A percepção dessa diferença entre decidir e escolher pode ser desdobrada em dois outros aspectos fundamentais: no dever de fundamentar as decisões (Streck) e na afirmação da responsabilidade política dos juízes (Dworkin).
Em tempos pós-positivistas, resta ao jurista assumir a responsabilidade por uma teoria da decisão capaz de limitar o poder do julgador (discricionariedade), admitindo a necessidade de respostas corretas em direito penal (como garantia estruturante do estado constitucional e democrático de direito).
Como tenho dito e repetido, decidir corretamente, não pode ser fruto de uma boa escolha, do acaso, nem será o produto da aplicação (matemática) do método. Nesse sentido, como venho trabalhando, há uma moral que é instituidora da comunidade política e que obriga o julgador a obedecer a uma cadeia de coerência e integridade em suas decisões. Observar coerência e integridade, isto sim, pode representar o primeiro passo para a superação da crise do direito.

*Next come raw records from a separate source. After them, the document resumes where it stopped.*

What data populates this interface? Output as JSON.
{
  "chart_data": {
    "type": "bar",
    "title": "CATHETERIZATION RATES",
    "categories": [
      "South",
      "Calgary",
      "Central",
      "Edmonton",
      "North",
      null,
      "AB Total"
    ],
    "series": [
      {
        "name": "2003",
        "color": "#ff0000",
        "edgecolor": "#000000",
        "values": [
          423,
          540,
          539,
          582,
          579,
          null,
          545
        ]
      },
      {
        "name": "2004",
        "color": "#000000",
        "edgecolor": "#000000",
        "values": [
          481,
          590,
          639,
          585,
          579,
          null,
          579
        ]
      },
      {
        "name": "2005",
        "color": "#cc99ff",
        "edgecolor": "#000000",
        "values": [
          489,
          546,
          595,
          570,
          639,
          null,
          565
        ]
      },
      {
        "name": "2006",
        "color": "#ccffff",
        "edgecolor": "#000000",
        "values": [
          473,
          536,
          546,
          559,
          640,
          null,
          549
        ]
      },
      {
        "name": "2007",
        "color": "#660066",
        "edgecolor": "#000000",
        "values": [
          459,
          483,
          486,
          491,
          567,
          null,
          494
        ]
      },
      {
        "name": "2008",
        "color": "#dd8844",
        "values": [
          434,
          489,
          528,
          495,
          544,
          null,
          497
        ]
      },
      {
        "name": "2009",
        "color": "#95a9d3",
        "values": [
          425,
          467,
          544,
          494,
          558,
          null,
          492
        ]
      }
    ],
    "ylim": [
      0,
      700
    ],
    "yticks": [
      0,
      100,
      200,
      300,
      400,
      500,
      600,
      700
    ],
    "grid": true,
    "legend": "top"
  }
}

A base teórica da fundamentação exposta pela Ministra Rosa Weber no seu voto, permite antecipar que ela manterá a coerência e respeitará a integridade do direito, quando julgar qualquer das Ações Diretas de Constitucionalidades referentes ao art. 283 do CPP. A coerência que vem pautando os julgamentos da Ministra, mostra que há motivos para esperança na retomada de uma hermenêutica verdadeiramente constitucional, no interior da qual a prisão somente depois do trânsito em julgado não seja fruto da literalidade, não seja considerada um caso fácil ou difícil, mas seja a expressão da resposta correta como obrigação da autoridade e direito de todos os cidadãos.
Com Dworkin, vale repetir: o juiz tem o dever de decidir de uma maneira específica, pela expressa razão de que o direito exige tal decisão.[i]
Mais não digo.
[i] DWORKIN, Ronald. O império do direito. São Paulo: Martins Fontes, 1999. p. 210.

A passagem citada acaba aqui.